Absolutely what I was thinking. Except I'm using the ideas of impulse instead of energy. Kinetic energy is of course the best way to look at it when entering the target I would imagine. It's force X time which is impulse. So f and t both get bigger however, the force of the gas applied to the projectile must diminish as the barrel lengthens (unless the burn some how increases through time thus possibly amping up gas pressure)But you still increase the impulse (FXt) so the exit velocity should theoretically get bigger. But there comes a point of diminishing returns with barrel length. And then add in you are pushing a comparatively small mass when compared to a long distance hunting rifle for bigger game. So you get a large f on a small m and F/m = big ass acceleration (while in the barrel, after that you are done with gas pressure)

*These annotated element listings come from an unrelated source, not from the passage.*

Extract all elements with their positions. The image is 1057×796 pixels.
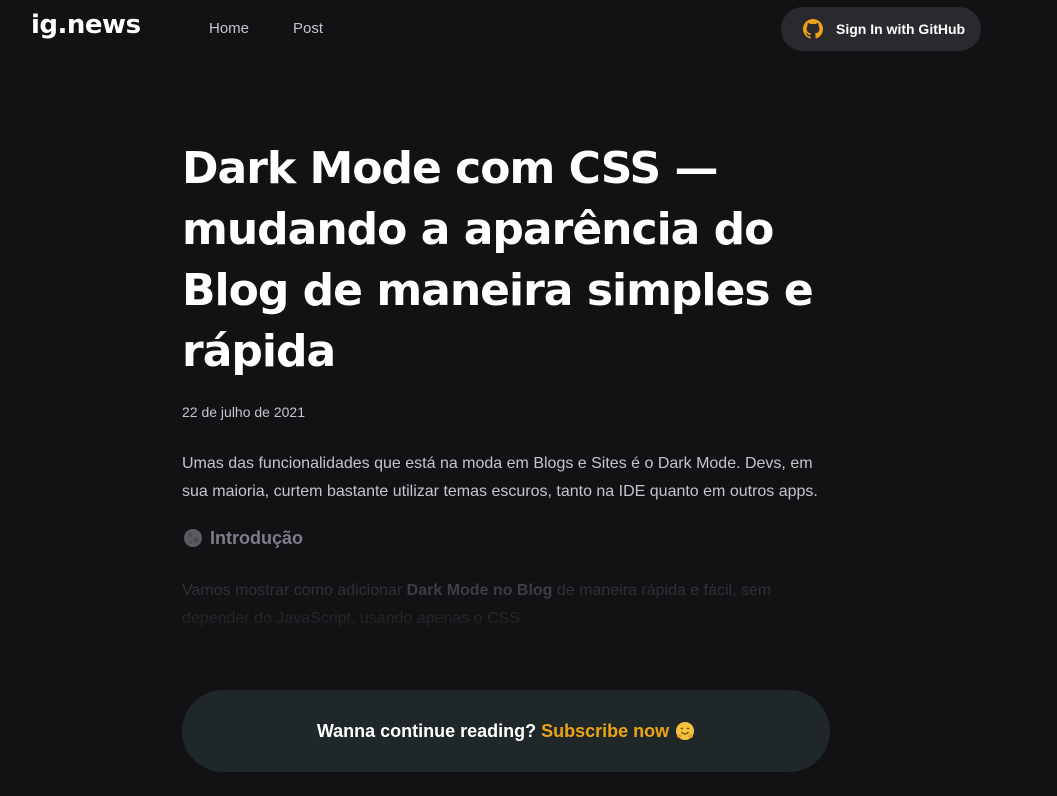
continue-reading-banner: Wanna continue reading? Subscribe now [182,690,830,772]
post-lead: Umas das funcionalidades que está na mod… [182,455,818,500]
preview-text-before: Vamos mostrar como adicionar [182,582,407,599]
intro-heading: Introdução [182,527,303,549]
subscribe-now-link[interactable]: Subscribe now [541,721,669,742]
preview-bold: Dark Mode no Blog [406,582,553,599]
post-preview: Vamos mostrar como adicionar Dark Mode n… [182,577,842,633]
signin-github-button[interactable]: Sign In with GitHub [781,7,981,51]
intro-heading-text: Introdução [210,527,303,548]
nav-link-home[interactable]: Home [209,20,249,37]
logo[interactable]: ig.news [31,10,141,40]
site-header: ig.news Home Post Sign In with GitHub [0,0,1057,58]
post-title: Dark Mode com CSS — mudando a aparência … [182,143,814,377]
nav-link-post[interactable]: Post [293,20,323,37]
github-icon [803,19,823,39]
main-nav: Home Post [209,20,323,37]
post-date: 22 de julho de 2021 [182,404,305,420]
cta-prompt: Wanna continue reading? [316,720,537,741]
signin-label: Sign In with GitHub [836,21,966,37]
hugging-face-emoji-icon [676,722,695,740]
moon-emoji-icon [184,529,202,547]
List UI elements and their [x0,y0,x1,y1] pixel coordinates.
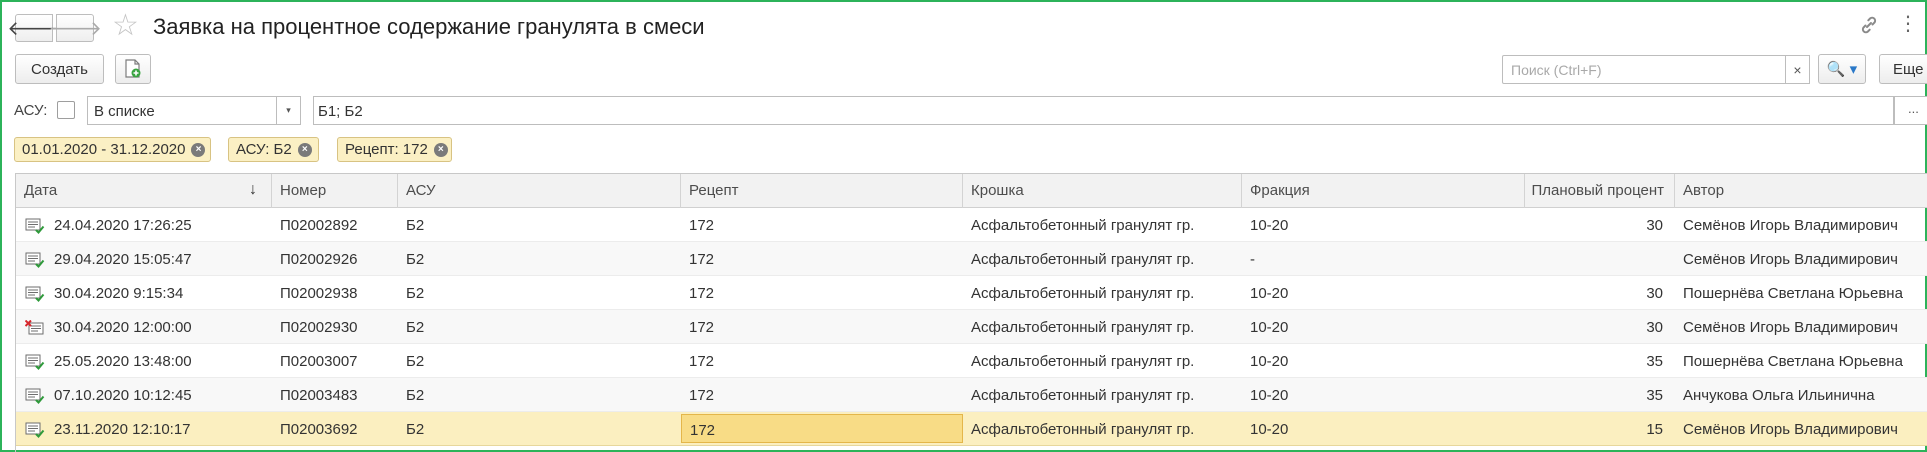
arrow-right-icon: 🡒 [48,17,102,40]
asu-filter-label: АСУ: [14,102,48,119]
document-posted-icon [25,354,45,370]
search-input[interactable]: Поиск (Ctrl+F) [1502,55,1808,84]
document-posted-icon [25,218,45,234]
focused-cell[interactable]: 172 [681,414,963,443]
column-header-planned-percent[interactable]: Плановый процент [1525,174,1675,208]
document-posted-icon [25,252,45,268]
search-clear-button[interactable]: × [1785,55,1810,84]
column-header-fraction[interactable]: Фракция [1242,174,1525,208]
table-row[interactable]: 07.10.2020 10:12:45 П02003483 Б2 172 Асф… [16,378,1927,412]
window-frame: 🡐 🡒 ☆ Заявка на процентное содержание гр… [0,0,1927,452]
close-icon[interactable]: × [433,142,448,157]
select-values-button[interactable]: ... [1894,96,1927,125]
column-header-crumb[interactable]: Крошка [963,174,1242,208]
column-header-recipe[interactable]: Рецепт [681,174,963,208]
document-add-icon [125,59,141,78]
forward-button[interactable]: 🡒 [48,14,102,42]
document-deleted-icon [25,320,44,335]
table-row[interactable]: 24.04.2020 17:26:25 П02002892 Б2 172 Асф… [16,208,1927,242]
table-header: Дата ↓ Номер АСУ Рецепт Крошка Фракция П… [16,174,1927,208]
document-posted-icon [25,286,45,302]
table-row-selected[interactable]: 23.11.2020 12:10:17 П02003692 Б2 172 Асф… [16,412,1927,446]
table-row[interactable]: 25.05.2020 13:48:00 П02003007 Б2 172 Асф… [16,344,1927,378]
condition-dropdown-button[interactable]: ▾ [276,96,301,125]
filter-chip-asu[interactable]: АСУ: Б2 × [228,137,319,162]
asu-value-field[interactable]: Б1; Б2 [313,96,1894,125]
filter-chip-recipe[interactable]: Рецепт: 172 × [337,137,452,162]
page-title: Заявка на процентное содержание гранулят… [153,14,705,39]
more-vertical-icon[interactable]: ⋮ [1898,14,1918,34]
table-row[interactable]: 30.04.2020 9:15:34 П02002938 Б2 172 Асфа… [16,276,1927,310]
document-posted-icon [25,422,45,438]
condition-select[interactable]: В списке [87,96,277,125]
table-row[interactable]: 29.04.2020 15:05:47 П02002926 Б2 172 Асф… [16,242,1927,276]
column-header-author[interactable]: Автор [1675,174,1927,208]
column-header-number[interactable]: Номер [272,174,398,208]
favorite-star-icon[interactable]: ☆ [112,11,139,41]
documents-table: Дата ↓ Номер АСУ Рецепт Крошка Фракция П… [15,173,1927,452]
link-icon[interactable] [1857,13,1881,37]
column-header-date[interactable]: Дата ↓ [16,174,272,208]
search-button[interactable]: 🔍 ▾ [1818,54,1866,84]
column-header-asu[interactable]: АСУ [398,174,681,208]
sort-descending-icon: ↓ [249,181,257,198]
table-row[interactable]: 30.04.2020 12:00:00 П02002930 Б2 172 Асф… [16,310,1927,344]
more-button[interactable]: Еще [1879,54,1927,84]
filter-chip-period[interactable]: 01.01.2020 - 31.12.2020 × [14,137,211,162]
create-button[interactable]: Создать [15,54,104,84]
close-icon[interactable]: × [191,142,206,157]
close-icon[interactable]: × [297,142,312,157]
add-copy-button[interactable] [115,54,151,84]
asu-filter-checkbox[interactable] [57,101,75,119]
document-posted-icon [25,388,45,404]
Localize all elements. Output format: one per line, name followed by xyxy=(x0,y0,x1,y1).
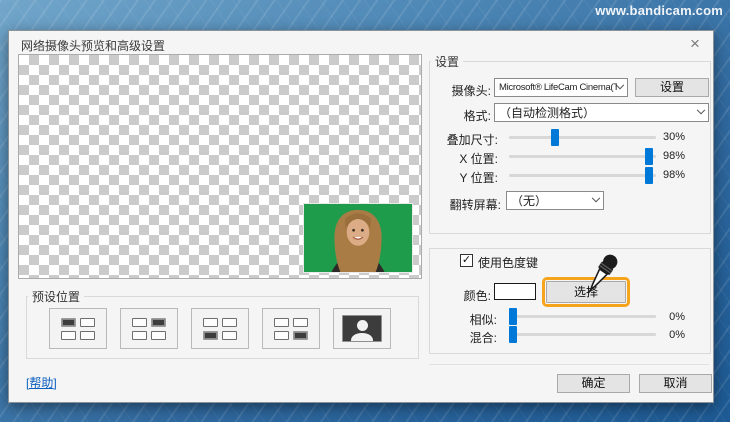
blend-label: 混合: xyxy=(439,329,497,346)
overlay-size-value: 30% xyxy=(639,131,685,143)
eyedropper-icon xyxy=(574,247,634,311)
format-value: （自动检测格式） xyxy=(499,104,698,121)
cancel-button[interactable]: 取消 xyxy=(639,374,712,393)
camera-value: Microsoft® LifeCam Cinema(TM) xyxy=(499,82,617,93)
preset-top-left-button[interactable] xyxy=(49,308,107,349)
x-position-slider[interactable] xyxy=(509,155,656,158)
use-chroma-key-checkbox[interactable]: ✓ xyxy=(460,254,473,267)
similarity-slider[interactable] xyxy=(509,315,656,318)
webcam-overlay-image[interactable] xyxy=(303,203,413,273)
footer-separator xyxy=(429,364,709,365)
format-label: 格式: xyxy=(429,107,491,124)
bandicam-watermark: www.bandicam.com xyxy=(595,3,723,18)
camera-settings-button[interactable]: 设置 xyxy=(635,78,709,97)
x-position-value: 98% xyxy=(639,150,685,162)
chevron-down-icon xyxy=(592,193,600,201)
position-top-left-icon xyxy=(61,318,95,340)
preset-buttons-row xyxy=(49,308,391,349)
similarity-value: 0% xyxy=(639,311,685,323)
color-label: 颜色: xyxy=(439,287,491,304)
overlay-size-label: 叠加尺寸: xyxy=(429,131,498,148)
y-position-label: Y 位置: xyxy=(429,169,498,186)
position-bottom-right-icon xyxy=(274,318,308,340)
webcam-preview-area[interactable] xyxy=(18,54,422,279)
blend-value: 0% xyxy=(639,329,685,341)
close-icon[interactable]: × xyxy=(685,34,705,54)
slider-thumb[interactable] xyxy=(509,308,517,325)
settings-group-label: 设置 xyxy=(431,53,463,70)
y-position-slider[interactable] xyxy=(509,174,656,177)
desktop-background: www.bandicam.com 网络摄像头预览和高级设置 × 预设位置 xyxy=(0,0,730,422)
dialog-title: 网络摄像头预览和高级设置 xyxy=(21,37,165,54)
preset-group-label: 预设位置 xyxy=(28,288,84,305)
fullscreen-person-icon xyxy=(342,315,382,342)
webcam-settings-dialog: 网络摄像头预览和高级设置 × 预设位置 xyxy=(8,30,714,403)
preset-bottom-left-button[interactable] xyxy=(191,308,249,349)
ok-button[interactable]: 确定 xyxy=(557,374,630,393)
camera-label: 摄像头: xyxy=(429,82,491,99)
overlay-size-slider[interactable] xyxy=(509,136,656,139)
chevron-down-icon xyxy=(616,80,624,88)
format-select[interactable]: （自动检测格式） xyxy=(494,103,709,122)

I do not know what an FXt graph would look like for this weapon with different length barrels but it would be very interesting. Your numbers up there are most likely averages and not force applied thru time which would be very difficult to keep constant. But it gives ballpark numbers.
Also air friction is going to most likely inhibit the smaller mass more but this is also highly shape dependent so again difficult.
Sorry for going on but this stuff fascinates me even though I don't own guns.
Oh, one correction. It's gotta be ft X lbs if you are talking energy, not ft/lb. / being divided by.